The story told in this book should not be a familiar one. A tale of corporate negligence, impotent bureaucracy, and an alternately confused and devastated group of people should be the exception - or at least generate outrage. But for many, these descriptors sound all too familiar. Worse, some may have run out of outrage, having spent it on so many recent events. Thankfully, author Judy Pasternak and a few others had the concern and the energy required to pursue the truth regarding the effects of uranium mining on Navajo land and several generations of Navajo citizens.
Vanadium and uranium mining on Navajo tribal land began over sixty years ago. A company called the Vanadium Corporation of America began bargaining for reservation mining rights in 1941. The Navajo, who had previously resisted such requests, were swayed this time by not only the prospect of stable jobs, but also by their desire to support the United States government in its fight against Germany and Japan. The vanadium would be used in protective armor plate for the military, helping a cause most Navajo deemed noble. Very few people knew, however, that another ore - uranium - was also being harvested for a top-secret government research program officially named the Manhattan Engineering District, a program more commonly known as the Manhattan Project.
When the successful product of the Manhattan Project, the atomic bomb, ended World War II, it began another another longer conflict, the Cold War. The Atomic Energy Commission, a replacement of sorts for the Manhattan Project team, began in 1946 and the Commission's Raw Materials Division in particular was the driving force in a frantic search for as much uranium - especially domestic uranium - as could possibly be found. What followed in this race for nuclear superiority was a decades-long crime of deception and frustrating complexity. The crime was perpetrated against an entire nation and its sacred land. Yellow Dirt covers this tragedy from just before the beginning until the present day and follows one Navajo family, Adakai of Cane Valley and his progeny, throughout the long, sad story. Pasternak's narrative closes in the fall of 2009, when the cleanup of spoiled Navajo land and the replacement of contaminated Navajo homes were still a work in progress.
Yellow Dirt is a work of the highest quality journalism, an exposé made possible by meticulous research. Pasternak's dedication to accuracy amidst the confusion of oral accounts and the obstacle of institutional stalling is evident in her extensive notes and bibliography.

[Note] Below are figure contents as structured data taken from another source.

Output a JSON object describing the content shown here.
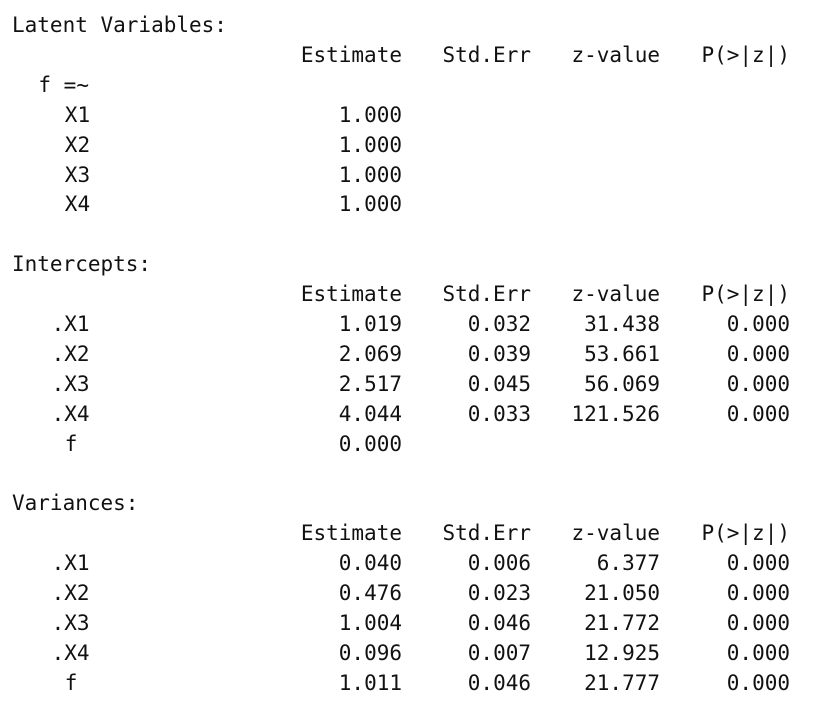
{
  "sections": [
    {
      "title": "Latent Variables:",
      "columns": [
        "Estimate",
        "Std.Err",
        "z-value",
        "P(>|z|)"
      ],
      "groups": [
        {
          "label": "f =~",
          "rows": [
            {
              "label": "X1",
              "values": [
                "1.000"
              ]
            },
            {
              "label": "X2",
              "values": [
                "1.000"
              ]
            },
            {
              "label": "X3",
              "values": [
                "1.000"
              ]
            },
            {
              "label": "X4",
              "values": [
                "1.000"
              ]
            }
          ]
        }
      ]
    },
    {
      "title": "Intercepts:",
      "columns": [
        "Estimate",
        "Std.Err",
        "z-value",
        "P(>|z|)"
      ],
      "rows": [
        {
          "label": ".X1",
          "values": [
            "1.019",
            "0.032",
            "31.438",
            "0.000"
          ]
        },
        {
          "label": ".X2",
          "values": [
            "2.069",
            "0.039",
            "53.661",
            "0.000"
          ]
        },
        {
          "label": ".X3",
          "values": [
            "2.517",
            "0.045",
            "56.069",
            "0.000"
          ]
        },
        {
          "label": ".X4",
          "values": [
            "4.044",
            "0.033",
            "121.526",
            "0.000"
          ]
        },
        {
          "label": "f",
          "values": [
            "0.000"
          ]
        }
      ]
    },
    {
      "title": "Variances:",
      "columns": [
        "Estimate",
        "Std.Err",
        "z-value",
        "P(>|z|)"
      ],
      "rows": [
        {
          "label": ".X1",
          "values": [
            "0.040",
            "0.006",
            "6.377",
            "0.000"
          ]
        },
        {
          "label": ".X2",
          "values": [
            "0.476",
            "0.023",
            "21.050",
            "0.000"
          ]
        },
        {
          "label": ".X3",
          "values": [
            "1.004",
            "0.046",
            "21.772",
            "0.000"
          ]
        },
        {
          "label": ".X4",
          "values": [
            "0.096",
            "0.007",
            "12.925",
            "0.000"
          ]
        },
        {
          "label": "f",
          "values": [
            "1.011",
            "0.046",
            "21.777",
            "0.000"
          ]
        }
      ]
    }
  ]
}
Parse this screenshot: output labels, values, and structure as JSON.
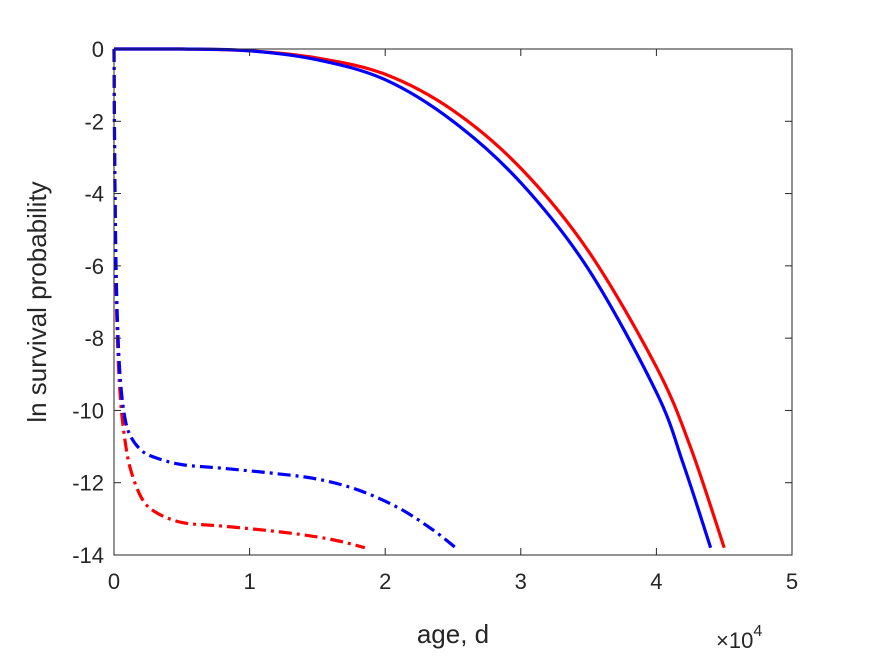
{
  "chart_data": {
    "type": "line",
    "title": "",
    "xlabel": "age, d",
    "ylabel": "ln survival probability",
    "x_multiplier": {
      "prefix": "×10",
      "exponent": "4"
    },
    "xlim": [
      0,
      50000
    ],
    "ylim": [
      -14,
      0
    ],
    "xticks": [
      0,
      10000,
      20000,
      30000,
      40000,
      50000
    ],
    "xtick_labels": [
      "0",
      "1",
      "2",
      "3",
      "4",
      "5"
    ],
    "yticks": [
      0,
      -2,
      -4,
      -6,
      -8,
      -10,
      -12,
      -14
    ],
    "ytick_labels": [
      "0",
      "-2",
      "-4",
      "-6",
      "-8",
      "-10",
      "-12",
      "-14"
    ],
    "grid": false,
    "box": true,
    "series": [
      {
        "color": "#ff0000",
        "style": "solid",
        "x": [
          0,
          5000,
          10000,
          15000,
          20000,
          25000,
          30000,
          35000,
          40000,
          42500,
          45000
        ],
        "y": [
          0,
          0,
          -0.05,
          -0.25,
          -0.7,
          -1.7,
          -3.3,
          -5.6,
          -8.8,
          -11.0,
          -13.8
        ]
      },
      {
        "color": "#0000ff",
        "style": "solid",
        "x": [
          0,
          5000,
          10000,
          15000,
          20000,
          25000,
          30000,
          35000,
          40000,
          42000,
          44000
        ],
        "y": [
          0,
          0,
          -0.05,
          -0.3,
          -0.85,
          -2.0,
          -3.7,
          -6.1,
          -9.5,
          -11.5,
          -13.8
        ]
      },
      {
        "color": "#ff0000",
        "style": "dashdot",
        "x": [
          0,
          50,
          150,
          300,
          500,
          800,
          1200,
          2000,
          3000,
          5000,
          8000,
          12000,
          15000,
          17000,
          18500
        ],
        "y": [
          0,
          -3,
          -6.5,
          -8.5,
          -9.8,
          -10.8,
          -11.6,
          -12.4,
          -12.8,
          -13.1,
          -13.2,
          -13.35,
          -13.5,
          -13.65,
          -13.8
        ]
      },
      {
        "color": "#0000ff",
        "style": "dashdot",
        "x": [
          0,
          50,
          150,
          300,
          500,
          800,
          1200,
          2000,
          3000,
          5000,
          8000,
          12000,
          15000,
          18000,
          21000,
          23500,
          25200
        ],
        "y": [
          0,
          -3,
          -6,
          -8,
          -9.3,
          -10.2,
          -10.7,
          -11.1,
          -11.3,
          -11.5,
          -11.6,
          -11.75,
          -11.9,
          -12.2,
          -12.7,
          -13.3,
          -13.8
        ]
      }
    ]
  }
}
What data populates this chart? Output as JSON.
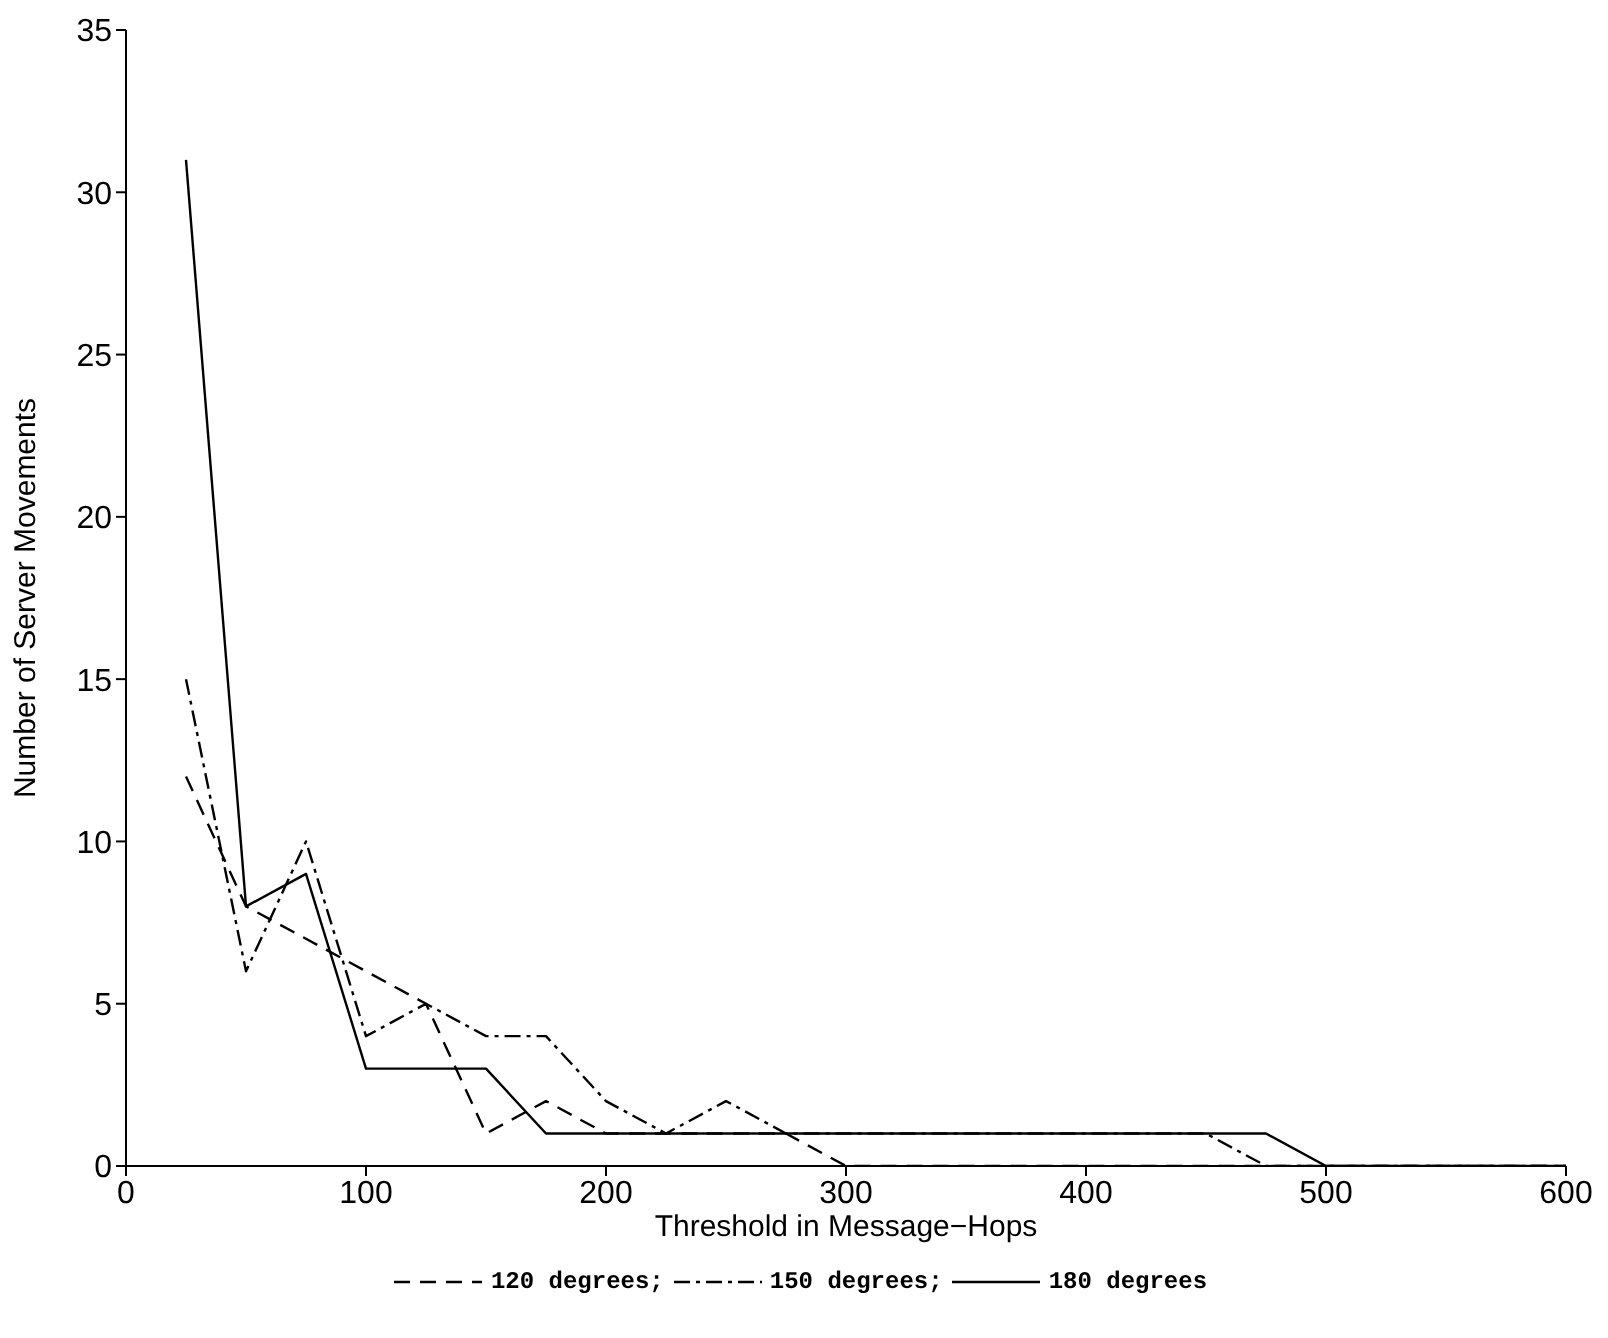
{
  "chart_data": {
    "type": "line",
    "xlabel": "Threshold in Message−Hops",
    "ylabel": "Number of Server Movements",
    "x": [
      25,
      50,
      75,
      100,
      125,
      150,
      175,
      200,
      225,
      250,
      275,
      300,
      325,
      350,
      375,
      400,
      425,
      450,
      475,
      500,
      525,
      550,
      575,
      600
    ],
    "series": [
      {
        "name": "120 degrees;",
        "color": "#000000",
        "line_style": "dashed",
        "values": [
          12,
          8,
          7,
          6,
          5,
          1,
          2,
          1,
          1,
          1,
          1,
          0,
          0,
          0,
          0,
          0,
          0,
          0,
          0,
          0,
          0,
          0,
          0,
          0
        ]
      },
      {
        "name": "150 degrees;",
        "color": "#000000",
        "line_style": "dashdot",
        "values": [
          15,
          6,
          10,
          4,
          5,
          4,
          4,
          2,
          1,
          2,
          1,
          1,
          1,
          1,
          1,
          1,
          1,
          1,
          0,
          0,
          0,
          0,
          0,
          0
        ]
      },
      {
        "name": "180 degrees",
        "color": "#000000",
        "line_style": "solid",
        "values": [
          31,
          8,
          9,
          3,
          3,
          3,
          1,
          1,
          1,
          1,
          1,
          1,
          1,
          1,
          1,
          1,
          1,
          1,
          1,
          0,
          0,
          0,
          0,
          0
        ]
      }
    ],
    "xlim": [
      0,
      600
    ],
    "xticks": [
      0,
      100,
      200,
      300,
      400,
      500,
      600
    ],
    "ylim": [
      0,
      35
    ],
    "yticks": [
      0,
      5,
      10,
      15,
      20,
      25,
      30,
      35
    ],
    "grid": false,
    "legend": "bottom",
    "marker": "none"
  }
}
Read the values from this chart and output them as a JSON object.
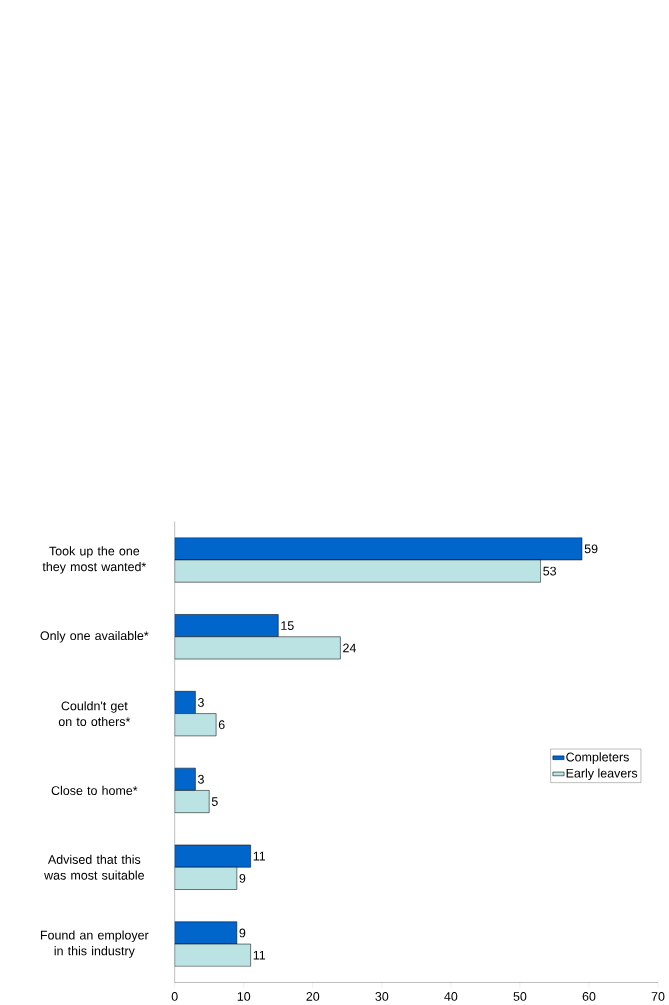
{
  "chart_data": {
    "type": "bar",
    "orientation": "horizontal",
    "categories": [
      "Took up the one they most wanted*",
      "Only one available*",
      "Couldn't get on to others*",
      "Close to home*",
      "Advised that this was most suitable",
      "Found an employer in this industry"
    ],
    "series": [
      {
        "name": "Completers",
        "color": "#0066cc",
        "values": [
          59,
          15,
          3,
          3,
          11,
          9
        ]
      },
      {
        "name": "Early leavers",
        "color": "#bbe3e3",
        "values": [
          53,
          24,
          6,
          5,
          9,
          11
        ]
      }
    ],
    "xlim": [
      0,
      70
    ],
    "xticks": [
      0,
      10,
      20,
      30,
      40,
      50,
      60,
      70
    ],
    "data_labels": true,
    "legend": "right",
    "grid": false
  }
}
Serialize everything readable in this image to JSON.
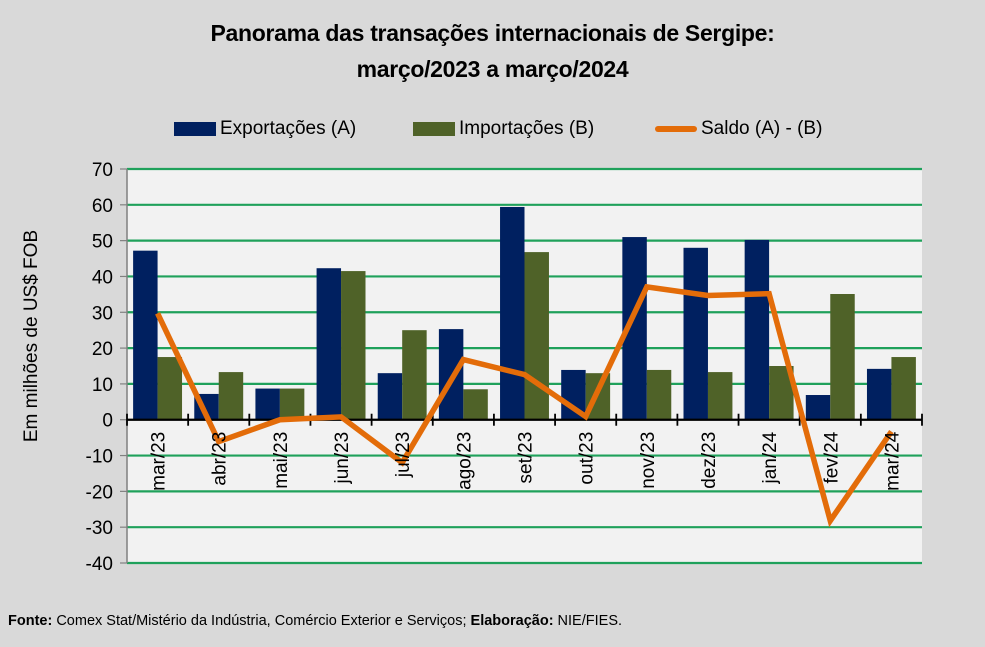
{
  "chart_data": {
    "type": "bar+line",
    "title": "Panorama  das transações internacionais de Sergipe:",
    "subtitle": "março/2023 a março/2024",
    "ylabel": "Em milhões de US$ FOB",
    "xlabel": "",
    "ylim": [
      -40,
      70
    ],
    "yticks": [
      70,
      60,
      50,
      40,
      30,
      20,
      10,
      0,
      -10,
      -20,
      -30,
      -40
    ],
    "grid": true,
    "legend_position": "top",
    "categories": [
      "mar/23",
      "abr/23",
      "mai/23",
      "jun/23",
      "jul/23",
      "ago/23",
      "set/23",
      "out/23",
      "nov/23",
      "dez/23",
      "jan/24",
      "fev/24",
      "mar/24"
    ],
    "series": [
      {
        "name": "Exportações (A)",
        "type": "bar",
        "color": "#002060",
        "values": [
          47.2,
          7.2,
          8.7,
          42.3,
          13.0,
          25.3,
          59.4,
          13.9,
          51.0,
          48.0,
          50.2,
          6.9,
          14.2
        ]
      },
      {
        "name": "Importações (B)",
        "type": "bar",
        "color": "#4f6228",
        "values": [
          17.5,
          13.3,
          8.7,
          41.5,
          25.0,
          8.5,
          46.8,
          13.0,
          13.9,
          13.3,
          15.0,
          35.1,
          17.5
        ]
      },
      {
        "name": "Saldo (A) - (B)",
        "type": "line",
        "color": "#e36c09",
        "values": [
          29.7,
          -6.1,
          0.0,
          0.8,
          -12.0,
          16.8,
          12.6,
          0.9,
          37.1,
          34.7,
          35.2,
          -28.2,
          -3.3
        ]
      }
    ]
  },
  "colors": {
    "background": "#d9d9d9",
    "plot_bg": "#f2f2f2",
    "grid": "#1fa15b"
  },
  "footer": {
    "source_label": "Fonte:",
    "source_text": " Comex Stat/Mistério da Indústria, Comércio Exterior e Serviços; ",
    "credit_label": "Elaboração:",
    "credit_text": " NIE/FIES."
  }
}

She has taken a large cast of characters, a bulging list of corporations and government agencies, and a scientific subject and managed to unite them in a story that the average reader can comprehend. The numerous and overlapping names of people, places and institutions make it necessary to re-read some passages, but the story is well worth the extra effort. This book is a solemn reminder of what harm can result when governments act in haste and fear and business decisions are based solely on profit. The American story of Yellow Dirt is a piece of recent history that could not be more relevant today.
Photographs associated with the book can be viewed on the author's website.